Este plan de rearme en el sector del ala rotatoria comprende también la modernización de 18 helicópteros de ataque Tigre con la configuración más moderna, la MK III. Toda la modernización de estos aparatos de 6,5 toneladas -el arma voladora más potente del Ejército de Tierra, pensada para ataque a objetivos de alto valor, caza de carros de combate y apertura de paso a la infantería y los blindados- se hará en Albacete. De hecho, Airbus construirá una planta nueva para tal fin.

Estos helicópteros de guerra se desmontaran, se les vaciará y se les configurará de arriba a abajo con nueva tecnología, nueva aviónica y nuevas armas. Además de las aeronaves españolas, pasarán también por esa renovación 25 tigres franceses, de un total de 65 que tiene el ejército galo. Se espera que el programa finalice en 2037.

Pero el refresco de estos helicópteros es solo parte del rearme. Además de los NH90, Defensa tiene comprometidos 26 helicópteros H135, el más ligero de la gama, del que cuentan con unidades la Policía, la Guardia Civil, la Ertzaintza y los Mossos.

Son 13 para el Ejército de Tierra, 12 para el del Aire y uno para la Armada que habrán de llegar a partir de 2027. En su versión militar tiene prestaciones para el entrenamiento de pilotos, pero también para misiones de enlace, soporte y transporte.

Este pedido, que para Lombo es “histórico”, incluye 50 unidades del H145M. Todos irán a manos de las Fuerzas Aeromóviles del Ejército de Tierra (FAMET), que los quiere para ataque ligero, escolta y reconocimreconocimientoversatilidad viene su nombre, el Helipo, o Helicóptero Ligero Polivalente. El H145M podrá llevar misiles tierra-aire. Entra en el plan como el complemento de los Tigre.

El programa se completa con seis helicópteros H175M, que el Ejército del Aire quiere destinar a transporte de personal. Es una plataforma “con huella logística muy reducida y un mejor mantenimiento”, asegura Luis Martín. Serán los primeros de ese modelo que se operen en España, con entrega prevista a partir de 2028.

Se buscan ingenieros

En 2025, y con los tres NH90 que han despegado este hueves en Albacete, Airbus Helicópteros ha culminado la entrega de 36 aeronaves en 36 meses. La planta manchega ha llegado a los 1.000 empleados -nació previendo 500 hace 17 años-, de los que 800 son fijos, y ha completado el millón de horas de trabajo.

“Producimos para todo el mundo, y eso nos favorece en los ciclos de carga contractuales”, ha explicado Lombo en el acto de entrega de los tres últimos NH90.

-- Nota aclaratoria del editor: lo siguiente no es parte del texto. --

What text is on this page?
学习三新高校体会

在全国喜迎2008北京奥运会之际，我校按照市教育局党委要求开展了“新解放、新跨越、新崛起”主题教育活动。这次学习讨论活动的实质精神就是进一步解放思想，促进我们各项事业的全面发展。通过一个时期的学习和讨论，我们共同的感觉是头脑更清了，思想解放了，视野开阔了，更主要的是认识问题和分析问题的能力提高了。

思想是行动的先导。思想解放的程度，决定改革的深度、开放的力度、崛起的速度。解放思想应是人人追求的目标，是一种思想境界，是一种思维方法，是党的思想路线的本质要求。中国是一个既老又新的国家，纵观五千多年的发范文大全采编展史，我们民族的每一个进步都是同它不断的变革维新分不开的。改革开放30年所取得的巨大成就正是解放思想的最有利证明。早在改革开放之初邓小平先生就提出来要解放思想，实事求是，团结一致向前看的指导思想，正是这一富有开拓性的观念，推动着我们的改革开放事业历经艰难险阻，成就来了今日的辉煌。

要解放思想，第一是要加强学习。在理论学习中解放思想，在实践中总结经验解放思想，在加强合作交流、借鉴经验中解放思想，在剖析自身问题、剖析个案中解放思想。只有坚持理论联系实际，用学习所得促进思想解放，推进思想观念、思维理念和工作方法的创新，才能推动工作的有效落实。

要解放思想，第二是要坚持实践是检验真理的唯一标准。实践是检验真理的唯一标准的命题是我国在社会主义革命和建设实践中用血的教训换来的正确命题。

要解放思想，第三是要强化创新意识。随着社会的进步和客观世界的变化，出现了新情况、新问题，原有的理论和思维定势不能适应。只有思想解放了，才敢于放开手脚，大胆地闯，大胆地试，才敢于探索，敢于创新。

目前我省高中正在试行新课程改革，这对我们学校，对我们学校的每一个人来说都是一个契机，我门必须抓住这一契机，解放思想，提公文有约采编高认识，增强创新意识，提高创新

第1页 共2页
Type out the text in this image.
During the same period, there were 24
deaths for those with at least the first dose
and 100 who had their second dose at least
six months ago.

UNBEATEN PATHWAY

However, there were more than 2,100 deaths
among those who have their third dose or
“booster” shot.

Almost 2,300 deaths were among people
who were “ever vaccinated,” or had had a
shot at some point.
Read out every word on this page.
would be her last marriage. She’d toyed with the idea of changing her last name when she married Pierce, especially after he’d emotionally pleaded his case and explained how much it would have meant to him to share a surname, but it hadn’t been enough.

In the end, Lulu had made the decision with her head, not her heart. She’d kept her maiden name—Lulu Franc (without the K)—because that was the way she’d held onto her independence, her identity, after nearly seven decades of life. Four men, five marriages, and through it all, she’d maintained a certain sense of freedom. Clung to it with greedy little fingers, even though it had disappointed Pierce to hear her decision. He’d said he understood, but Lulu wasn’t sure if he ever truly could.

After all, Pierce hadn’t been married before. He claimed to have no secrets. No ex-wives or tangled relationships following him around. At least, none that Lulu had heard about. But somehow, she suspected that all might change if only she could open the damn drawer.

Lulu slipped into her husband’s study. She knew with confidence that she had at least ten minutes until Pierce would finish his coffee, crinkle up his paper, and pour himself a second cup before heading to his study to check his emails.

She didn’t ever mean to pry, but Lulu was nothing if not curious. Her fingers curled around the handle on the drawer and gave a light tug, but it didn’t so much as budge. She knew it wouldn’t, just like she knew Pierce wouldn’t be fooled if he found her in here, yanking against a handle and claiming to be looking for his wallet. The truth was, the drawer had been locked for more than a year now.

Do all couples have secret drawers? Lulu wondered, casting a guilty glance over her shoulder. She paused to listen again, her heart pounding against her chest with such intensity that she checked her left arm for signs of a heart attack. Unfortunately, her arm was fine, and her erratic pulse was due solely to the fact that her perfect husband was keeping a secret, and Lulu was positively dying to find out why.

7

El pedido del Plan Nacional de Helicópteros ha supuesto la creación de 300 nuevos empleos, de los que 200 han de dedicarse al desarrollo de capacidades digitales.

De hecho se buscan ingenieros, matemáticos, informáticos, especialistas de alta cualificación. SE quiere atraer ese tipo de personal a Albacete. Airbus Helicópteros ha planificado el Campus Digital de la compañía en conexión con la universidad de Castilla-La Mancha. Dice José María Rubio, director de relaciones institucionales de la factoría, que se trata de edificar “un centro de excelencia y competencia digital que dé servicios a todo Airbus en inteligencia artificial, ciberseguridad… y herramientas que aún están por descubrir”.